Remember Jonathan’s commentary from 2022 on the bike chop shop issue in LA?

“But there’s a wide spectrum of bicycle activity in homeless camps. Many people who live on the street rely on bikes to get around. And just like people with houses and garages, they have a right to own more than one bike, to fix them, and to sell them to other people. There’s also the right to remain innocent until proven guilty, which is one reason I didn’t refer to a camp on SE Alder Street as a ‘chop shop’ in a story last month.”

“It also remains to be seen if Portland City Council would ever attempt something like this. Given the politics around homelessness and cycling here, I doubt we’d ever see an attempt at a similar law….”

Glad to see things are changing in Portland to at least the realization that “compassion” can easily morph into enabling and foment criminal activity. Hopefully people will register their bikes and we can clean up at least the majority of these notorious “chop shops”.

If we want more people to ride bikes here they can’t be afraid of getting it stolen whenever they go out and leave it somewhere. Seriously we say we are trying to meet “climate goals” via encouraging active transportation, allowing and excusing rampant bike theft doesn’t get us there.

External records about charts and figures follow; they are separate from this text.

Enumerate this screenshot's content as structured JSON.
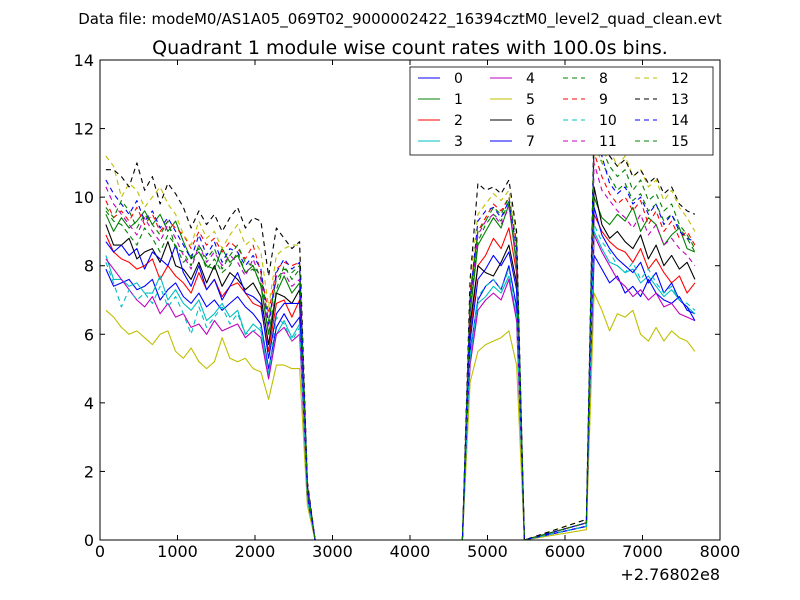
{
  "figure": {
    "suptitle": "Data file: modeM0/AS1A05_069T02_9000002422_16394cztM0_level2_quad_clean.evt"
  },
  "chart_data": {
    "type": "line",
    "title": "Quadrant 1 module wise count rates with 100.0s bins.",
    "xlabel": "",
    "ylabel": "",
    "x_offset_label": "+2.76802e8",
    "xlim": [
      0,
      8000
    ],
    "ylim": [
      0,
      14
    ],
    "x_ticks": [
      0,
      1000,
      2000,
      3000,
      4000,
      5000,
      6000,
      7000,
      8000
    ],
    "y_ticks": [
      0,
      2,
      4,
      6,
      8,
      10,
      12,
      14
    ],
    "legend_position": "top-right",
    "legend_columns": 4,
    "x": [
      76,
      176,
      276,
      376,
      476,
      576,
      676,
      776,
      876,
      976,
      1076,
      1176,
      1276,
      1376,
      1476,
      1576,
      1676,
      1776,
      1876,
      1976,
      2076,
      2176,
      2276,
      2376,
      2476,
      2576,
      2676,
      2776,
      4676,
      4776,
      4876,
      4976,
      5076,
      5176,
      5276,
      5376,
      5476,
      6276,
      6376,
      6476,
      6576,
      6676,
      6776,
      6876,
      6976,
      7076,
      7176,
      7276,
      7376,
      7476,
      7576,
      7676
    ],
    "series": [
      {
        "name": "0",
        "color": "#0000ff",
        "style": "solid",
        "values": [
          7.9,
          7.4,
          7.5,
          7.6,
          7.3,
          7.4,
          7.6,
          7.0,
          7.3,
          7.5,
          7.1,
          6.9,
          7.2,
          6.8,
          7.0,
          6.7,
          6.9,
          7.1,
          6.8,
          6.6,
          6.3,
          5.0,
          6.2,
          6.6,
          6.2,
          6.5,
          1.2,
          0,
          0,
          5.5,
          7.0,
          7.4,
          7.6,
          7.3,
          8.0,
          6.8,
          0,
          0.4,
          8.3,
          7.9,
          7.5,
          7.7,
          7.2,
          7.4,
          7.1,
          7.6,
          7.2,
          7.0,
          6.9,
          7.1,
          6.7,
          6.6
        ]
      },
      {
        "name": "1",
        "color": "#008000",
        "style": "solid",
        "values": [
          9.5,
          9.0,
          9.4,
          9.1,
          9.3,
          9.6,
          9.2,
          9.5,
          9.0,
          9.3,
          8.7,
          8.2,
          8.4,
          8.0,
          7.9,
          8.5,
          8.1,
          8.3,
          7.8,
          8.0,
          7.4,
          6.0,
          7.2,
          7.7,
          7.2,
          7.5,
          1.5,
          0,
          0,
          6.6,
          8.6,
          9.0,
          9.4,
          9.1,
          9.8,
          8.0,
          0,
          0.5,
          10.0,
          9.4,
          9.2,
          9.5,
          9.3,
          9.7,
          9.0,
          9.4,
          9.2,
          8.6,
          8.9,
          9.1,
          8.5,
          8.4
        ]
      },
      {
        "name": "2",
        "color": "#ff0000",
        "style": "solid",
        "values": [
          8.9,
          8.4,
          8.2,
          8.1,
          7.9,
          8.0,
          8.2,
          7.6,
          8.0,
          7.7,
          7.5,
          7.2,
          7.8,
          7.3,
          7.6,
          7.1,
          7.4,
          7.5,
          7.2,
          6.9,
          6.8,
          5.5,
          6.9,
          7.0,
          6.5,
          7.0,
          1.3,
          0,
          0,
          6.0,
          8.0,
          8.3,
          8.8,
          8.5,
          9.1,
          7.8,
          0,
          0.5,
          9.5,
          9.0,
          8.7,
          8.5,
          8.4,
          8.1,
          8.5,
          7.9,
          8.2,
          7.8,
          7.5,
          7.7,
          7.2,
          7.5
        ]
      },
      {
        "name": "3",
        "color": "#00bfbf",
        "style": "solid",
        "values": [
          8.3,
          7.6,
          7.6,
          7.4,
          7.5,
          7.2,
          7.2,
          7.7,
          7.0,
          7.3,
          6.9,
          6.7,
          7.0,
          6.4,
          6.6,
          6.9,
          6.5,
          6.7,
          6.0,
          6.3,
          6.1,
          4.8,
          6.0,
          6.4,
          5.9,
          6.3,
          1.2,
          0,
          0,
          5.3,
          6.9,
          7.1,
          7.4,
          7.2,
          7.7,
          6.5,
          0,
          0.4,
          9.0,
          8.5,
          8.1,
          8.0,
          7.8,
          7.9,
          7.5,
          7.7,
          7.4,
          7.1,
          7.3,
          7.0,
          6.8,
          6.6
        ]
      },
      {
        "name": "4",
        "color": "#bf00bf",
        "style": "solid",
        "values": [
          8.2,
          7.9,
          7.6,
          7.3,
          7.0,
          6.8,
          7.1,
          6.6,
          6.9,
          6.5,
          6.6,
          6.2,
          6.3,
          6.0,
          6.4,
          6.1,
          6.2,
          6.3,
          5.9,
          6.1,
          5.9,
          4.7,
          6.0,
          6.2,
          5.8,
          6.0,
          1.2,
          0,
          0,
          5.1,
          6.7,
          7.0,
          7.2,
          7.0,
          7.6,
          6.4,
          0,
          0.4,
          8.9,
          8.4,
          8.0,
          7.6,
          7.4,
          7.1,
          7.3,
          7.0,
          7.2,
          6.8,
          6.9,
          6.6,
          6.5,
          6.4
        ]
      },
      {
        "name": "5",
        "color": "#bfbf00",
        "style": "solid",
        "values": [
          6.7,
          6.5,
          6.2,
          6.0,
          6.1,
          5.9,
          5.7,
          6.0,
          6.1,
          5.5,
          5.3,
          5.6,
          5.2,
          5.0,
          5.2,
          5.9,
          5.3,
          5.2,
          5.3,
          5.0,
          4.9,
          4.1,
          5.1,
          5.1,
          5.0,
          5.0,
          1.0,
          0,
          0,
          4.6,
          5.5,
          5.7,
          5.8,
          5.9,
          6.1,
          5.1,
          0,
          0.3,
          7.2,
          6.7,
          6.1,
          6.6,
          6.5,
          6.7,
          6.0,
          5.8,
          6.2,
          5.8,
          6.1,
          5.9,
          5.8,
          5.5
        ]
      },
      {
        "name": "6",
        "color": "#000000",
        "style": "solid",
        "values": [
          9.2,
          8.6,
          8.6,
          8.8,
          8.2,
          8.4,
          8.5,
          8.1,
          8.7,
          8.0,
          7.9,
          7.6,
          8.1,
          7.5,
          8.0,
          7.4,
          7.8,
          7.6,
          7.3,
          7.5,
          7.1,
          5.7,
          7.2,
          7.1,
          6.9,
          7.3,
          1.4,
          0,
          0,
          6.3,
          8.0,
          7.8,
          7.7,
          8.1,
          8.6,
          7.5,
          0,
          0.5,
          10.3,
          9.2,
          8.8,
          9.0,
          8.7,
          8.5,
          8.9,
          8.2,
          8.6,
          8.0,
          8.3,
          7.9,
          8.1,
          7.6
        ]
      },
      {
        "name": "7",
        "color": "#0000ff",
        "style": "solid",
        "values": [
          8.7,
          8.4,
          8.6,
          8.3,
          8.5,
          7.9,
          8.4,
          8.2,
          8.0,
          8.6,
          7.8,
          7.4,
          8.0,
          7.3,
          7.6,
          7.0,
          7.4,
          7.8,
          7.2,
          7.1,
          6.9,
          5.3,
          6.6,
          6.9,
          6.9,
          6.9,
          1.3,
          0,
          0,
          5.8,
          7.6,
          7.9,
          8.3,
          8.0,
          8.4,
          7.3,
          0,
          0.4,
          9.7,
          8.9,
          8.5,
          8.2,
          8.0,
          7.8,
          8.1,
          7.5,
          7.8,
          7.2,
          7.5,
          7.0,
          6.8,
          6.4
        ]
      },
      {
        "name": "8",
        "color": "#008000",
        "style": "dashed",
        "values": [
          9.6,
          9.3,
          9.2,
          8.9,
          8.6,
          9.1,
          8.8,
          8.4,
          8.9,
          8.6,
          8.1,
          8.3,
          8.5,
          7.9,
          8.2,
          7.8,
          8.0,
          8.4,
          7.8,
          7.9,
          7.5,
          6.0,
          7.3,
          8.0,
          7.6,
          7.9,
          1.5,
          0,
          0,
          6.8,
          8.7,
          9.2,
          9.5,
          9.3,
          9.9,
          8.1,
          0,
          0.5,
          11.6,
          11.0,
          10.6,
          10.2,
          10.4,
          9.9,
          10.1,
          9.6,
          9.8,
          9.3,
          9.5,
          9.1,
          8.8,
          8.4
        ]
      },
      {
        "name": "9",
        "color": "#ff0000",
        "style": "dashed",
        "values": [
          9.9,
          9.4,
          9.6,
          9.3,
          9.7,
          9.2,
          9.5,
          9.0,
          9.3,
          9.1,
          8.9,
          8.5,
          9.0,
          8.6,
          8.8,
          8.4,
          8.7,
          8.5,
          8.2,
          8.6,
          7.8,
          6.6,
          7.9,
          8.1,
          8.0,
          8.1,
          1.6,
          0,
          0,
          7.2,
          9.0,
          9.4,
          9.8,
          9.6,
          10.0,
          8.6,
          0,
          0.5,
          11.3,
          10.6,
          10.1,
          9.8,
          10.0,
          9.6,
          9.9,
          9.2,
          9.6,
          9.0,
          9.3,
          8.8,
          9.0,
          8.6
        ]
      },
      {
        "name": "10",
        "color": "#00bfbf",
        "style": "dashed",
        "values": [
          8.1,
          7.5,
          6.8,
          7.3,
          7.0,
          7.2,
          6.9,
          7.4,
          6.8,
          7.1,
          6.6,
          6.0,
          6.8,
          6.2,
          6.5,
          6.8,
          6.3,
          6.6,
          6.0,
          6.1,
          6.2,
          4.9,
          6.5,
          6.3,
          5.8,
          6.2,
          1.2,
          0,
          0,
          5.4,
          7.1,
          7.4,
          7.6,
          7.3,
          7.9,
          6.6,
          0,
          0.4,
          9.2,
          8.7,
          8.4,
          8.0,
          7.8,
          8.1,
          7.6,
          7.9,
          7.5,
          7.2,
          7.4,
          7.0,
          6.9,
          6.7
        ]
      },
      {
        "name": "11",
        "color": "#bf00bf",
        "style": "dashed",
        "values": [
          10.3,
          9.8,
          9.5,
          9.2,
          8.9,
          9.4,
          9.0,
          8.7,
          9.2,
          8.8,
          8.3,
          7.9,
          8.6,
          8.1,
          8.4,
          8.0,
          8.3,
          8.1,
          7.7,
          8.2,
          7.6,
          6.2,
          7.7,
          7.8,
          7.4,
          7.6,
          1.5,
          0,
          0,
          6.9,
          8.9,
          9.3,
          9.5,
          9.2,
          9.7,
          8.3,
          0,
          0.5,
          11.0,
          10.2,
          9.9,
          9.6,
          9.4,
          9.1,
          9.5,
          8.9,
          9.2,
          8.6,
          8.8,
          8.5,
          8.3,
          8.0
        ]
      },
      {
        "name": "12",
        "color": "#bfbf00",
        "style": "dashed",
        "values": [
          11.2,
          10.9,
          10.0,
          10.4,
          10.2,
          9.7,
          10.0,
          10.3,
          9.8,
          9.5,
          8.9,
          8.6,
          9.3,
          8.8,
          9.0,
          8.5,
          8.9,
          9.2,
          8.6,
          8.8,
          8.4,
          6.8,
          8.3,
          8.5,
          8.6,
          8.6,
          1.7,
          0,
          0,
          7.5,
          9.5,
          9.8,
          10.1,
          9.9,
          10.2,
          8.9,
          0,
          0.6,
          11.6,
          11.0,
          11.4,
          10.9,
          11.2,
          10.6,
          10.8,
          10.3,
          10.5,
          9.9,
          10.2,
          9.7,
          9.4,
          9.0
        ]
      },
      {
        "name": "13",
        "color": "#000000",
        "style": "dashed",
        "values": [
          10.8,
          10.8,
          10.6,
          10.3,
          11.0,
          10.2,
          10.6,
          9.8,
          10.4,
          10.1,
          9.7,
          9.1,
          9.6,
          9.2,
          9.5,
          9.0,
          9.4,
          9.7,
          9.1,
          9.4,
          9.3,
          7.7,
          9.1,
          8.8,
          8.5,
          8.7,
          1.7,
          0,
          0,
          7.6,
          10.4,
          10.2,
          10.3,
          10.1,
          10.5,
          9.0,
          0,
          0.6,
          12.3,
          11.5,
          11.2,
          10.9,
          11.1,
          10.6,
          10.8,
          10.4,
          10.6,
          10.1,
          10.3,
          9.8,
          9.6,
          9.5
        ]
      },
      {
        "name": "14",
        "color": "#0000ff",
        "style": "dashed",
        "values": [
          10.5,
          10.1,
          9.8,
          9.5,
          9.9,
          9.3,
          9.6,
          9.1,
          9.4,
          9.0,
          8.6,
          8.2,
          8.9,
          8.3,
          8.7,
          8.1,
          8.5,
          8.4,
          8.0,
          8.3,
          7.9,
          6.3,
          7.8,
          8.2,
          7.9,
          8.1,
          1.6,
          0,
          0,
          7.0,
          9.3,
          9.6,
          9.7,
          9.4,
          9.9,
          8.5,
          0,
          0.5,
          11.8,
          11.2,
          10.4,
          10.1,
          10.3,
          9.8,
          10.0,
          9.5,
          9.8,
          9.2,
          9.5,
          9.0,
          8.8,
          8.7
        ]
      },
      {
        "name": "15",
        "color": "#008000",
        "style": "dashed",
        "values": [
          9.7,
          9.4,
          9.9,
          9.6,
          9.1,
          9.5,
          9.2,
          8.9,
          9.3,
          8.5,
          8.4,
          8.0,
          8.6,
          8.2,
          8.5,
          7.9,
          8.3,
          8.6,
          8.1,
          8.0,
          7.7,
          6.4,
          7.6,
          7.9,
          7.8,
          8.0,
          1.5,
          0,
          0,
          7.0,
          9.0,
          9.3,
          9.7,
          9.5,
          10.0,
          8.7,
          0,
          0.5,
          11.9,
          11.4,
          10.9,
          10.6,
          10.8,
          10.2,
          10.5,
          9.9,
          10.1,
          9.6,
          9.8,
          9.2,
          8.9,
          8.5
        ]
      }
    ]
  }
}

https://bikeportland.org/2022/06/16/los-angeles-poised-to-adopt-ban-on-bike-chop-shops-356809

Maggie P.
Maggie P.
1 year ago

So not okay for others to use, but okay for you to use. Got it.

SD
SD
1 year ago

Another cheap stunt from city council. People fall for it, again.

Dan Raderman
Dan Raderman
1 year ago

Hey Jonathan – just wanted to say that I searched every article written about this ordinance and neither AP, CNN, Fox, CBS, or any other local news channel actually said WHAT ORDINANCE number! This is a huge piece that only YOU grabbed, and thankfully you even linked to the ordinance! Thank you so much. Interesting that the police weren’t interested in clearing the camps when suburbanites camped on MLK for the Rose Festival Parade despite the fact that MLK is a high traffic road, so banned by this ordinance, they had gas grills, banned by this ordinance, and open flames, also banned by this ordinance. It’s almost like the city doesn’t care about the very real safety concerns, just about clearing the homeless so that suburbanites can come and play camp cosplay in a dangerous neighborhood, or clearing the camps for any major event as they have done for years. Clearing camps hasn’t worked for decades and it will continue to not work until the housing crisis is solved with more volume.

Hope to see you on more Pedalpalooza rides Jon!